Sage is also able to 'see' a person's genetic code, reading their DNA sequences for latent and manifested mutations. This allows her to identify mutants, and understand how their powers work. Sage is able to selectively evolve existing genetic traits, as well as catalyze the untapped genetic potential of latent mutants.

Sage possesses a degree of telepathic ability, allowing her to communicate with others over short distances, project psionic energy blasts, create illusions, and release an astral form within a limited range. By shutting down her telepathy, she is able to create a psychic firewall that blocks all manner of mental intrusion. The firewall can be used to deflect a psychic attack to its source.

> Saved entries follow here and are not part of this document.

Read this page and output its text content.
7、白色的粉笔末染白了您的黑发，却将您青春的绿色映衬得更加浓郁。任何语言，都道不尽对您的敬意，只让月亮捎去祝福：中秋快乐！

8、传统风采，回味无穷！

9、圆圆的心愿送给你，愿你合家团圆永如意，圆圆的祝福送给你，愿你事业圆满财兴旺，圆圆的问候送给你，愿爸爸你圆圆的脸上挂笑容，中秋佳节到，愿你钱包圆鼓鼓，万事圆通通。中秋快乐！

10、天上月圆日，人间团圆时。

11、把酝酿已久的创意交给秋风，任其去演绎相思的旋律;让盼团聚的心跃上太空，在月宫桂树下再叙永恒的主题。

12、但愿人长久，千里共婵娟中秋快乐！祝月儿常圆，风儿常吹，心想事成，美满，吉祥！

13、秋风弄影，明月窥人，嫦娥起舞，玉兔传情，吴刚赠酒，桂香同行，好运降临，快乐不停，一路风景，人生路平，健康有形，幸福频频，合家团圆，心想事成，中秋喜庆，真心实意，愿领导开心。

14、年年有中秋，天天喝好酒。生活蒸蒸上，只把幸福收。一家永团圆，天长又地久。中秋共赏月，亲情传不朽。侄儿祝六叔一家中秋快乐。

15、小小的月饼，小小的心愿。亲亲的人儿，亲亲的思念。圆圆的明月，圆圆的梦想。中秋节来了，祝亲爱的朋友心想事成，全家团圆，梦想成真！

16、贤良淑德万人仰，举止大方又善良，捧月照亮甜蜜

Sage is skilled in martial arts, and is formidable hand-to-hand combatant thanks to her having complete conscious control over her own body. Her analytical skills and facility with probability also extend to combat situations, allowing her to predict an opponent's attacks and initiate the optimal counter-attack. Sage is also self-taught in a wide range of firearms, which she can use with considerable skill and accuracy. Her computer-like mind makes it easy for her to learn new skills and languages.

===Equipment===
- Sage uses a pair of cybernetic sunglasses that allow her to access and interface with computers and data networks.
- She frequently carries and uses firearms and edged weapons, and is highly skilled in their use. Her firearms are sometimes loaded with stun ammunition.

==Reception==
- In 2014, Entertainment Weekly ranked Sage 60th in their "Let's rank every X-Man ever" list.
- CBR ranked Sage 14th in "25 Best Female X-Men Characters, Ranked".

==In other media==
- Sage appears in the novelization for X-Men: The Last Stand as a student of Xavier's School for Gifted Youngsters.
- Sage appears in The Gifted, portrayed by Hayley Lovitt. This version was homeless before joining the Mutant Underground. After losing faith in them, Sage defects to the Hellfire Club to combat the Hound program, but is killed by Reeva Payge.